LE MINISTRE, LES INDIENS, LES NAZIS ET LES SUISSES

L’Hebdo
– 26. mars 2009
Page: 25
SUISSE
GRÂCE ET DISGRÂCE
LE MINISTRE, LES INDIENS, LES NAZIS ET LES SUISSES
CHANTAL TAUXE RÉDACTRICE EN CHEF ADJOINTE
Certes, Peer Steinbrück, ministre des Finances de la République fédérale d’Allemagne, ne s’est pas montré très subtil en traitant les Suisses d’Indiens. Le Conseil fédéral a eu raison de protester. Mais la maladresse de Peer Steinbrück ne justifie pas qu’on l’assimile aux nazis ou à la Gestapo. Il est honteux qu’un conseiller national se soit laissé aller à pareille comparaison.
L’appel à la raison doit peut-être venir de Suisse romande, tant une majorité d’Alémaniques cultive un rapport paranoïaque à l’Allemagne: il faut ne pas avoir eu les nazis à domicile pour oser dire qu’un ministre de l’Allemagne actuelle leur ressemble. Les Français, les Polonais, les Yougoslaves, les Grecs qui ont été envahis par la Wehrmacht ne se risquent pas à ce genre d’amalgame nauséabond. Les Russes, les Britanniques, les Américains et tout ceux qui ont combattu pour libérer l’Europe de la peste nazie non plus.
Il n’y a que des Suisses, restés neutres calfeutrés dans leurs frontières, pour énoncer pareille ineptie. Le douloureux travail de mémoire, entrepris il y a dix ans avec l’affaire des fonds en déshérence, n’a manifestement pas été assez débattu pour qu’un parlementaire démocrate-chrétien se permette un tel dérapage, qui est aussi une insulte aux victimes du nazisme.

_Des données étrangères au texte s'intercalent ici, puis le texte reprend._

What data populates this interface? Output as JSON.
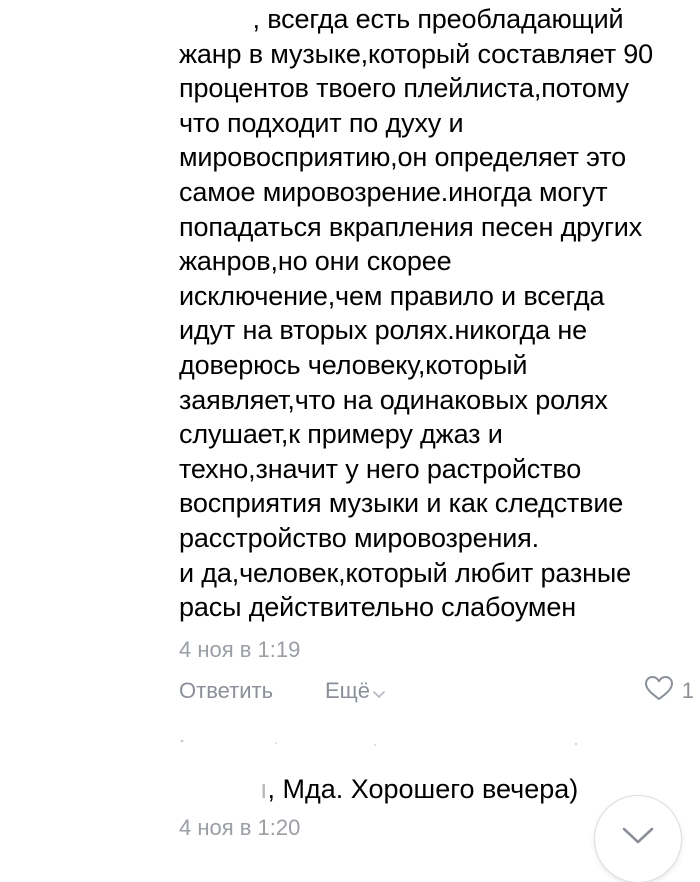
{
  "comment": {
    "author_name": "          ",
    "first_line_rest": ", всегда есть преобладающий",
    "lines": [
      "жанр в музыке,который составляет 90",
      "процентов твоего плейлиста,потому",
      "что подходит по духу и",
      "мировосприятию,он определяет это",
      "самое мировозрение.иногда могут",
      "попадаться вкрапления песен других",
      "жанров,но они скорее",
      "исключение,чем правило и всегда",
      "идут на вторых ролях.никогда не",
      "доверюсь человеку,который",
      "заявляет,что на одинаковых ролях",
      "слушает,к примеру джаз и",
      "техно,значит у него растройство",
      "восприятия музыки и как следствие",
      "расстройство мировозрения.",
      "и да,человек,который любит разные",
      "расы действительно слабоумен"
    ],
    "timestamp": "4 ноя в 1:19",
    "actions": {
      "reply": "Ответить",
      "more": "Ещё",
      "likes": "1"
    }
  },
  "reply": {
    "author_mark": "ı",
    "text": ", Мда. Хорошего вечера)",
    "timestamp": "4 ноя в 1:20"
  },
  "icons": {
    "more_chevron": "chevron-down-icon",
    "like": "heart-icon",
    "scroll": "chevron-down-icon"
  },
  "colors": {
    "text": "#000000",
    "secondary": "#8b9098",
    "timestamp": "#9a9ea5",
    "background": "#ffffff"
  }
}
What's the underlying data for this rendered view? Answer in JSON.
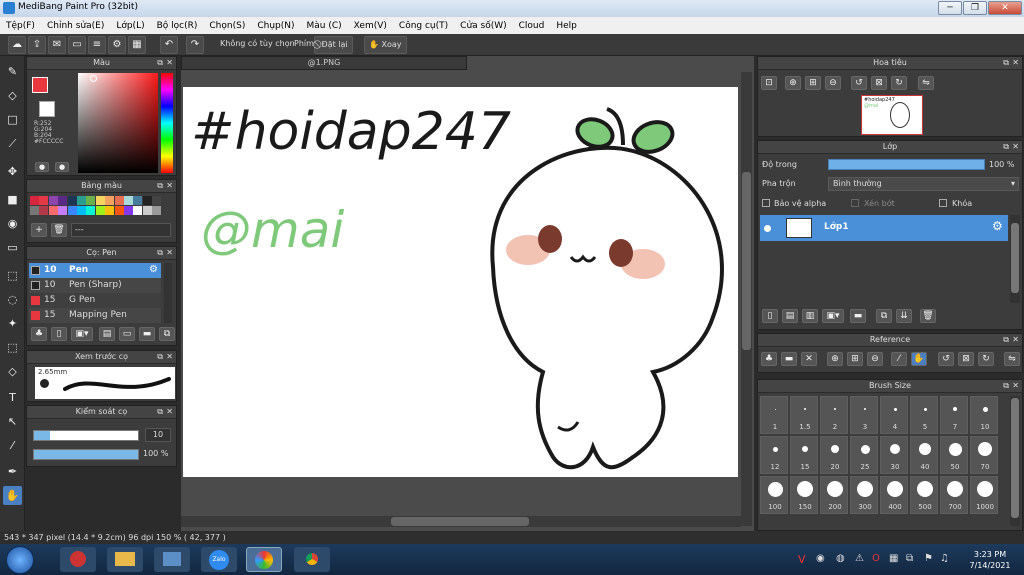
{
  "window": {
    "title": "MediBang Paint Pro (32bit)"
  },
  "menu": [
    "Tệp(F)",
    "Chỉnh sửa(E)",
    "Lớp(L)",
    "Bộ lọc(R)",
    "Chọn(S)",
    "Chụp(N)",
    "Màu (C)",
    "Xem(V)",
    "Công cụ(T)",
    "Cửa số(W)",
    "Cloud",
    "Help"
  ],
  "toolbar": {
    "no_option": "Không có tùy chọn",
    "key_label": "Phím",
    "reset": "Đặt lại",
    "rotate": "Xoay"
  },
  "color_panel": {
    "title": "Màu",
    "r": "R:252",
    "g": "G:204",
    "b": "B:204",
    "hex": "#FCCCCC",
    "main_color": "#e8373f"
  },
  "palette_panel": {
    "title": "Bảng màu",
    "field": "---",
    "swatches": [
      "#d7263d",
      "#e63946",
      "#8e44ad",
      "#5b2a86",
      "#1d3557",
      "#2a9d8f",
      "#6ab04c",
      "#f4d35e",
      "#f4a261",
      "#e76f51",
      "#a8dadc",
      "#457b9d",
      "#222222",
      "#444444",
      "#777777",
      "#b23a48",
      "#ff6b6b",
      "#c77dff",
      "#3a86ff",
      "#00bbf9",
      "#00f5d4",
      "#9ef01a",
      "#ffbe0b",
      "#fb5607",
      "#8338ec",
      "#ffffff",
      "#cccccc",
      "#999999"
    ]
  },
  "brush_panel": {
    "title": "Cọ: Pen",
    "items": [
      {
        "size": "10",
        "name": "Pen",
        "color": "#222222"
      },
      {
        "size": "10",
        "name": "Pen (Sharp)",
        "color": "#222222"
      },
      {
        "size": "15",
        "name": "G Pen",
        "color": "#e8373f"
      },
      {
        "size": "15",
        "name": "Mapping Pen",
        "color": "#e8373f"
      }
    ]
  },
  "preview_panel": {
    "title": "Xem trước cọ",
    "size": "2.65mm"
  },
  "control_panel": {
    "title": "Kiểm soát cọ",
    "size_value": "10",
    "opacity_value": "100 %",
    "size_fraction": 0.15,
    "opacity_fraction": 1.0
  },
  "document": {
    "tab": "@1.PNG",
    "text_hashtag": "#hoidap247",
    "text_mention": "@mai"
  },
  "navigator_panel": {
    "title": "Hoa tiêu",
    "thumb_hashtag": "#hoidap247",
    "thumb_mention": "@mai"
  },
  "layer_panel": {
    "title": "Lớp",
    "opacity_label": "Độ trong",
    "opacity_value": "100 %",
    "blend_label": "Pha trộn",
    "blend_value": "Bình thường",
    "protect_alpha": "Bảo vệ alpha",
    "clipping": "Xén bớt",
    "lock": "Khóa",
    "layer_name": "Lớp1"
  },
  "reference_panel": {
    "title": "Reference"
  },
  "brush_size_panel": {
    "title": "Brush Size",
    "sizes": [
      "1",
      "1.5",
      "2",
      "3",
      "4",
      "5",
      "7",
      "10",
      "12",
      "15",
      "20",
      "25",
      "30",
      "40",
      "50",
      "70",
      "100",
      "150",
      "200",
      "300",
      "400",
      "500",
      "700",
      "1000"
    ]
  },
  "status": {
    "text": "543 * 347 pixel  (14.4 * 9.2cm)  96 dpi  150 %  ( 42, 377 )"
  },
  "taskbar": {
    "time": "3:23 PM",
    "date": "7/14/2021",
    "zalo": "Zalo"
  }
}
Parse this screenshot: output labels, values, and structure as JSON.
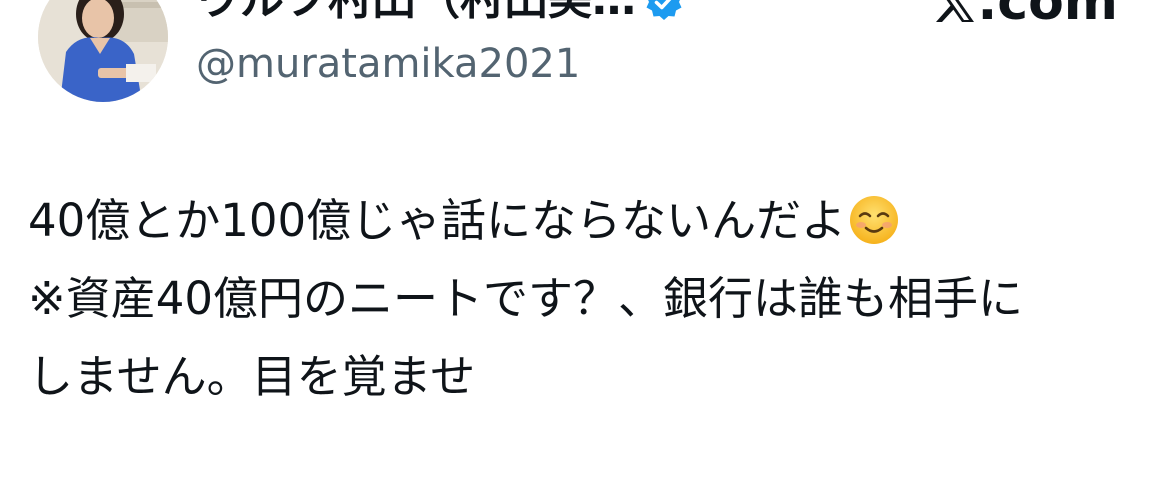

Les métaphores, les comparaisons, renseignent parfois plus sur ceux qui les agitent que sur les réalités qu’elles devraient éclairer. La propension de certains Alémaniques à voir l’Allemagne et l’Union européenne comme des empires dictatoriaux écrasant de leur joug les libertés en général, et la petite Suisse en particulier, témoigne d’un manque d’estime de soi et d’un manque de culture historique inquiétants.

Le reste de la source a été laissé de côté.